Different types of heating and cooling in each home

My hubby Bob and I have lived our whole lives way up north.

For most of the year, the local part experiences extreme cold, feet of snow and brutal wind chill.

Temperatures down to twenty below zero are not unusual. Our house is outfitted with a heating system that runs at max capacity week after week. Our bi-weekly heating bills are consistently a concern. There’s no need to invest in central a/c. Both of us spent almost thirty years in the north, shoveling snow, scraping ice and being stuck inside due to the weather. Both of us got entirely tired of it and decided to buy a minute home in a warmer location where all of us could spend the winters. It didn’t take long to realize that houses are much unusual in the south. Both of us toured quite a few houses and none of them included basements or insulated windows. Most of the structures were constructed of stone blocks and the lawns mainly sand.

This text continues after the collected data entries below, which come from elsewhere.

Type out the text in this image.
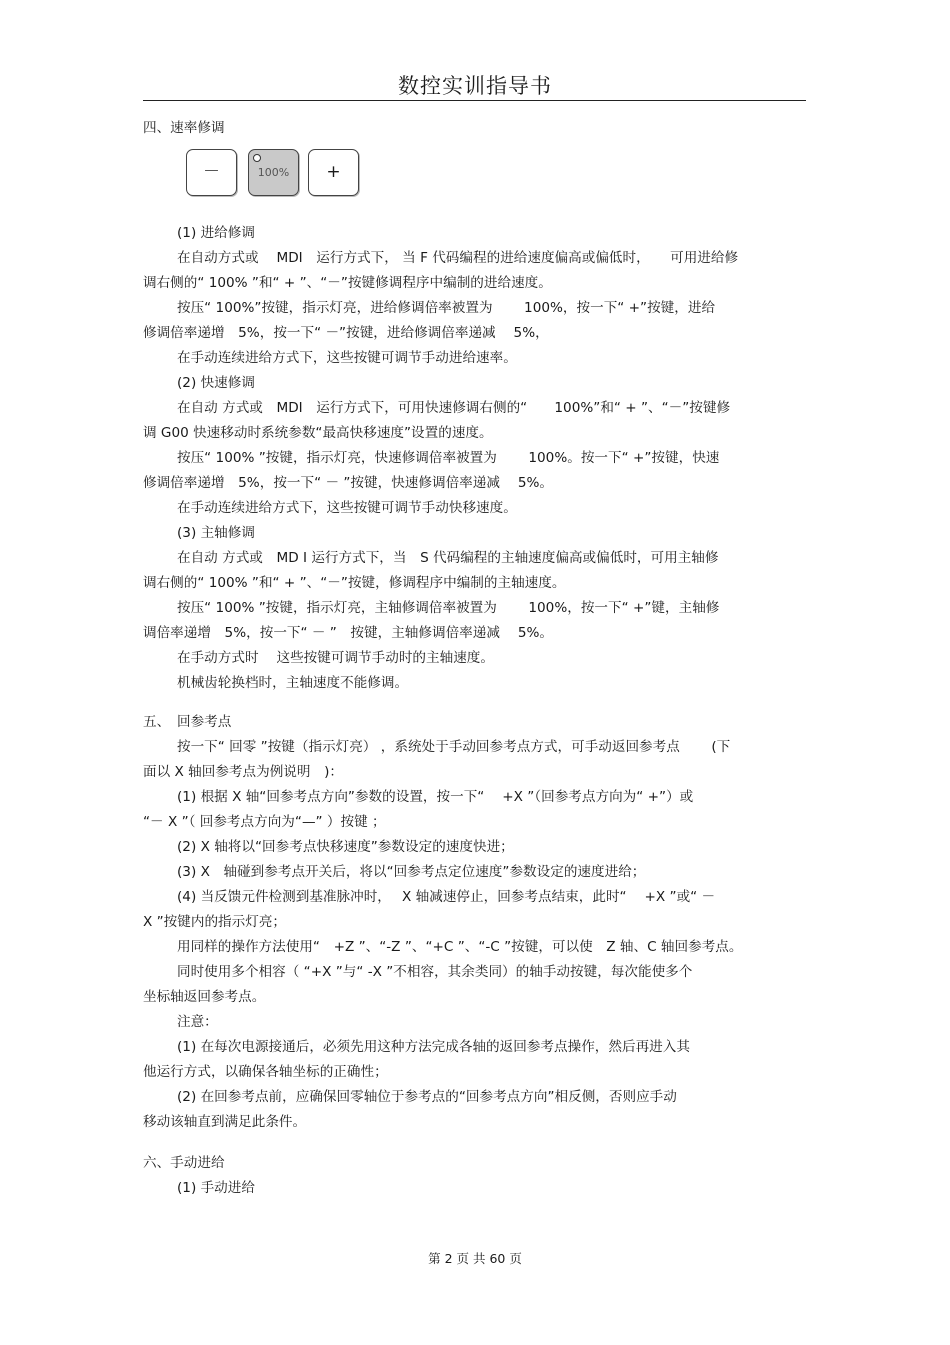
数控实训指导书

四、速率修调

－	100%	+

(1) 进给修调

在自动方式或　 MDI　运行方式下， 当 F 代码编程的进给速度偏高或偏低时，　　可用进给修

调右侧的“ 100% ”和“ + ”、“－”按键修调程序中编制的进给速度。

按压“ 100%”按键，指示灯亮，进给修调倍率被置为　　 100%，按一下“ +”按键，进给

修调倍率递增　5%，按一下“ －”按键，进给修调倍率递减　 5%，

在手动连续进给方式下，这些按键可调节手动进给速率。

(2) 快速修调

在自动 方式或　MDI　运行方式下，可用快速修调右侧的“　　100%”和“ + ”、“－”按键修

调 G00 快速移动时系统参数“最高快移速度”设置的速度。

按压“ 100% ”按键，指示灯亮，快速修调倍率被置为　　 100%。按一下“ +”按键，快速

修调倍率递增　5%，按一下“ － ”按键，快速修调倍率递减　 5%。

在手动连续进给方式下，这些按键可调节手动快移速度。

(3) 主轴修调

在自动 方式或　MD I 运行方式下，当　S 代码编程的主轴速度偏高或偏低时，可用主轴修

调右侧的“ 100% ”和“ + ”、“－”按键，修调程序中编制的主轴速度。

按压“ 100% ”按键，指示灯亮，主轴修调倍率被置为　　 100%，按一下“ +”键，主轴修

调倍率递增　5%，按一下“ － ”　按键，主轴修调倍率递减　 5%。

在手动方式时　 这些按键可调节手动时的主轴速度。

机械齿轮换档时，主轴速度不能修调。

五、　回参考点

按一下“ 回零 ”按键（指示灯亮） ，系统处于手动回参考点方式，可手动返回参考点　　 (下

面以 X 轴回参考点为例说明　)：

(1) 根据 X 轴“回参考点方向”参数的设置，按一下“　 +X ”（回参考点方向为“ +”）或

“－ X ”（ 回参考点方向为“—” ）按键 ；

(2) X 轴将以“回参考点快移速度”参数设定的速度快进；

(3) X　轴碰到参考点开关后，将以“回参考点定位速度”参数设定的速度进给；

(4) 当反馈元件检测到基准脉冲时，　 X 轴减速停止，回参考点结束，此时“　 +X ”或“ －

X ”按键内的指示灯亮；

用同样的操作方法使用“　+Z ”、“-Z ”、“+C ”、“-C ”按键，可以使　Z 轴、C 轴回参考点。

同时使用多个相容（ “+X ”与“ -X ”不相容，其余类同）的轴手动按键，每次能使多个

坐标轴返回参考点。

注意：

(1) 在每次电源接通后，必须先用这种方法完成各轴的返回参考点操作，然后再进入其

他运行方式，以确保各轴坐标的正确性；

(2) 在回参考点前，应确保回零轴位于参考点的“回参考点方向”相反侧，否则应手动

移动该轴直到满足此条件。

六、手动进给

(1) 手动进给

第 2 页 共 60 页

The house all of us chose is surrounded by palm trees. The biggest difference between our 2 houses is the way all of us handle temperature control. Our house in the south is equipped with a packaged unit that is located outside, exposed to the elements. The single unit provides both heating and cooling. It actually handles the excessive heat and humidity over the long summer time weeks. In heating mode, the idea is effective until the outside temperature drops below freezing. Fortunately, all of us rarely experience that severity of cold. Both of us now stay in our southern home from early November until sometime in May. Then all of us head north to get away from the humidity and appreciate the milder temperature.